# Combining CNN and RNN for spoken language identification

By Hrayr Harutyunyan and Hrant Khachatrian

Last year Hrayr used convolutional networks to identify spoken language from short audio recordings for a TopCoder contest and got 95% accuracy. After the end of the contest we decided to try recurrent neural networks and their combinations with CNNs on the same task. The best combination allowed to reach 99.24% and an ensemble of 33 models reached 99.67%. This work became Hrayr’s bachelor’s thesis.

## Contents

## Inputs and outputs

As before, the inputs of the networks are spectrograms of speech recordings. It seems spectrograms are the standard way to represent audio for deep learning systems (see “Listen, Attend and Spell” and “Deep Speech 2: End-to-End Speech Recognition in English and Mandarin”).

Some networks use up to 11khz frequencies (858 x 256 image) and others use up to 5.5khz frequencies (858 x 128 image). In general the networks which use up to 5.5khz frequencies perform a little bit better (probably because the higher frequencies do not contain much useful information and just make overfitting easier).

The output layer of all networks is a fully connected softmax layer with 176 units.

We didn’t augment the data using *vocal tract length augmentation*.

## Network architecture

We have tested several network architectures. First set of architectures are plain AlexNet-like convolutional networks. The second set contains no convolutions and interprets the columns of the spectrogram as a sequence of inputs to a recurrent network. The third set applies RNN on top of the features extracted by a convolutional network. All models are implemented in Theano and Lasagne.

Almost all networks easily reach 100% accuracy on the training set. In the following tables we describe all architectures we tried and report accuracy on the validation set.

### Convolutional networks (CNN)

The network consists of 6 blocks of 2D convolution, ReLU nonlinearity, 2D max pooling and batch normalization. We use 7x7 filters for the first convoluational layer, 5x5 for the second and 3x3 for the rest. Pooling size is always 3x3 with a stride 2.

Batch normalization significantly increases the training speed (this fact is reported in lots of recent papers).
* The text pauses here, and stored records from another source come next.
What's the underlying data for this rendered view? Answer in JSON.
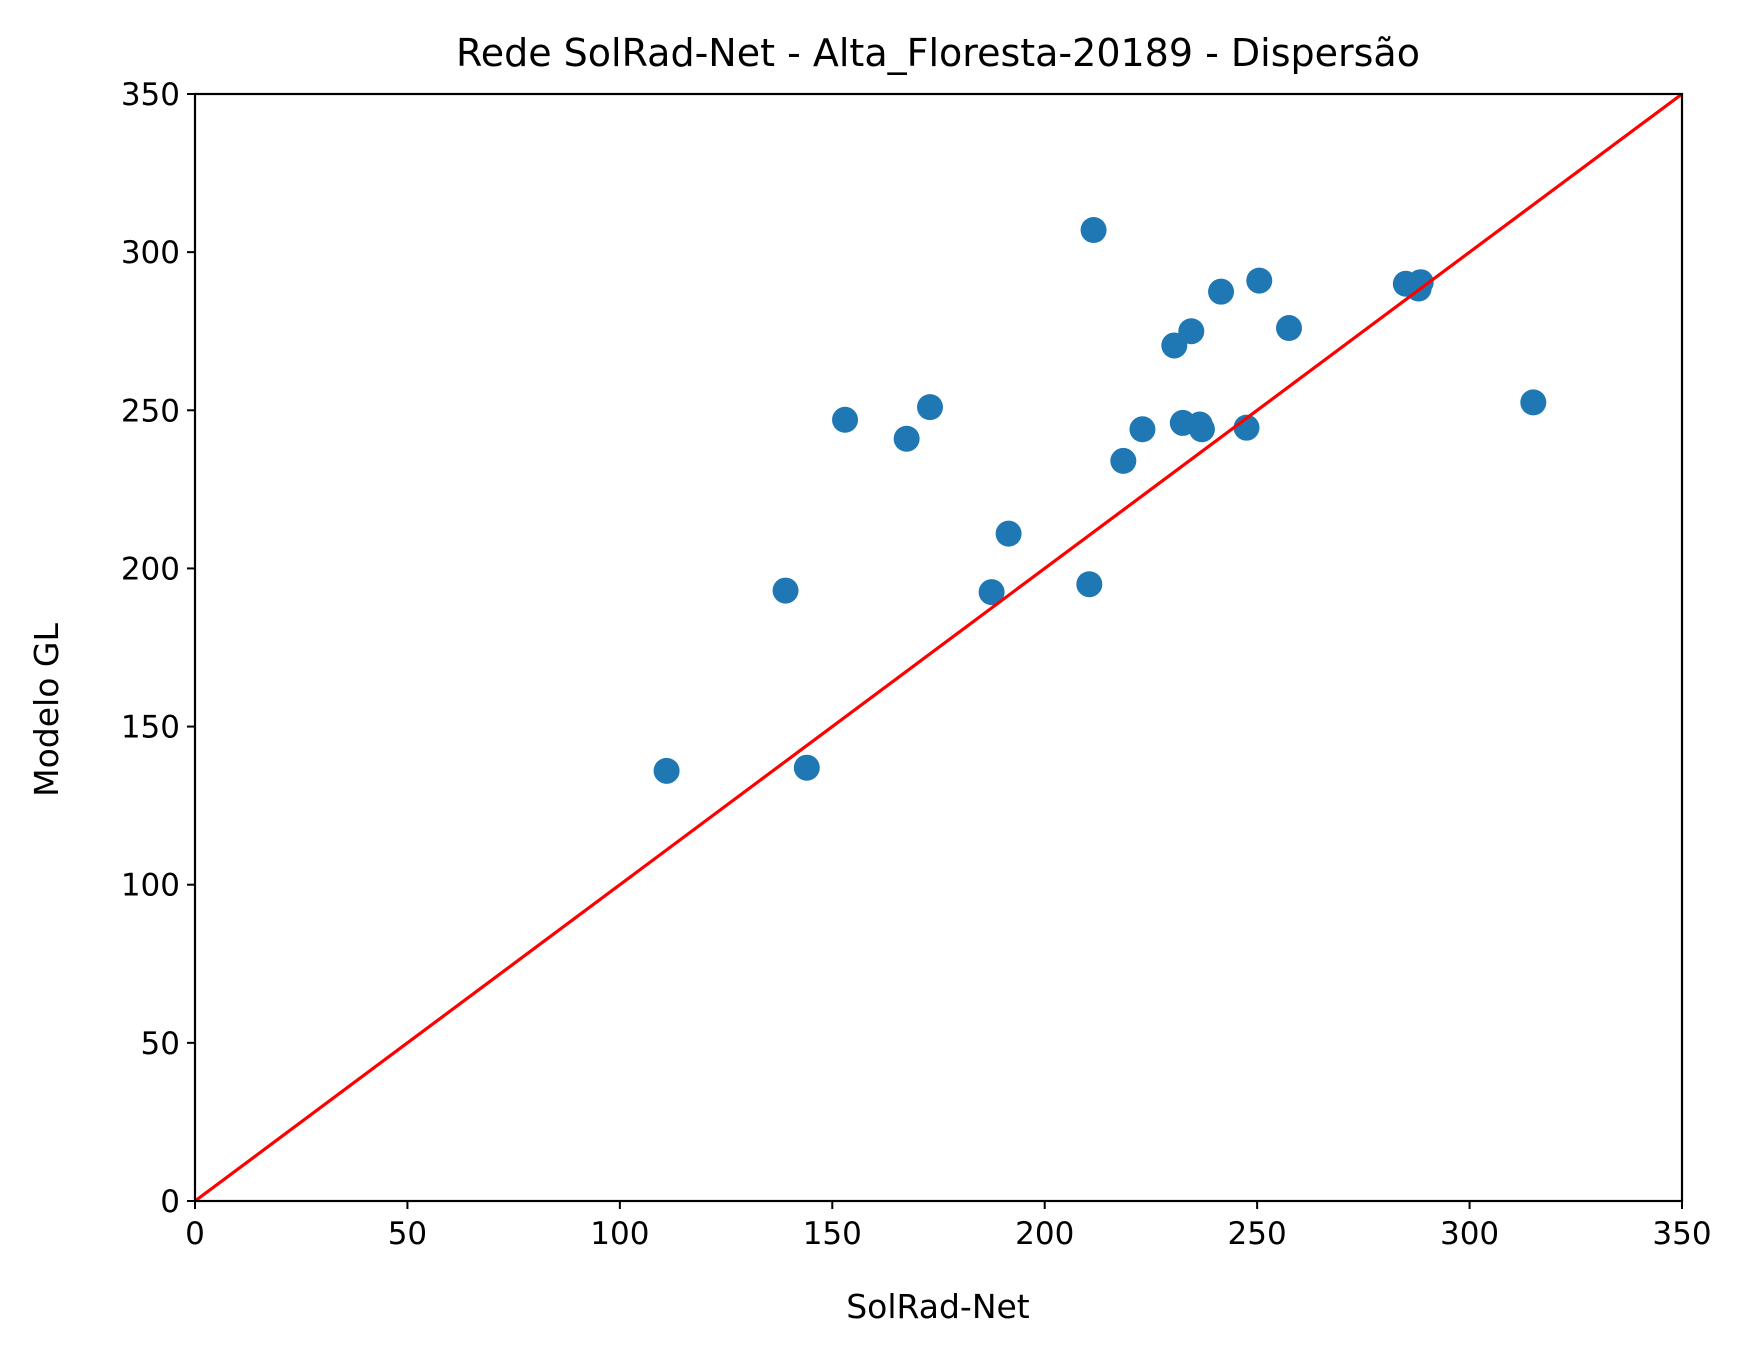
{
  "chart_data": {
    "type": "scatter",
    "title": "Rede SolRad-Net - Alta_Floresta-20189 - Dispersão",
    "xlabel": "SolRad-Net",
    "ylabel": "Modelo GL",
    "xlim": [
      0,
      350
    ],
    "ylim": [
      0,
      350
    ],
    "xticks": [
      0,
      50,
      100,
      150,
      200,
      250,
      300,
      350
    ],
    "yticks": [
      0,
      50,
      100,
      150,
      200,
      250,
      300,
      350
    ],
    "grid": false,
    "legend": "none",
    "colors": {
      "points": "#1f77b4",
      "reference_line": "#ff0000"
    },
    "series": [
      {
        "points": [
          [
            111,
            136
          ],
          [
            139,
            193
          ],
          [
            144,
            137
          ],
          [
            153,
            247
          ],
          [
            167.5,
            241
          ],
          [
            173,
            251
          ],
          [
            187.5,
            192.5
          ],
          [
            191.5,
            211
          ],
          [
            210.5,
            195
          ],
          [
            211.5,
            307
          ],
          [
            218.5,
            234
          ],
          [
            223,
            244
          ],
          [
            230.5,
            270.5
          ],
          [
            232.5,
            246
          ],
          [
            234.5,
            275
          ],
          [
            236.5,
            245.5
          ],
          [
            237,
            244
          ],
          [
            241.5,
            287.5
          ],
          [
            247.5,
            244.5
          ],
          [
            250.5,
            291
          ],
          [
            257.5,
            276
          ],
          [
            285,
            290
          ],
          [
            288,
            288.5
          ],
          [
            288.5,
            290.5
          ],
          [
            315,
            252.5
          ]
        ]
      }
    ],
    "reference_line": {
      "x": [
        0,
        350
      ],
      "y": [
        0,
        350
      ]
    }
  }
}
Finally we use only 1 fully connected layer between the last pooling layer and the softmax layer, and apply 50% dropout on that.

Network | Accuracy | Notes |
---|---|---|

tc_net | <80% | The difference between this network and the CNN descibed in the previous work is that this network has only one fully connected layer. We didn’t train this network much because of `ignore_border=False` , which slows down the training |

tc_net_mod | 97.14 | This network is the same as `tc_net` but instead of `ignore_border=False` , we put `pad=2` |

tc_net_mod_5khz_small | 96.49 | This network is a smaller copy of `tc_net_mod` network and works with up to 5.5khz frequencies |

The Lasagne setting `ignore_border=False`

prevents Theano from using CuDNN. Setting it to `True`

significantly increased the speed.

Here is the detailed description of the best network of this set: tc_net_mod.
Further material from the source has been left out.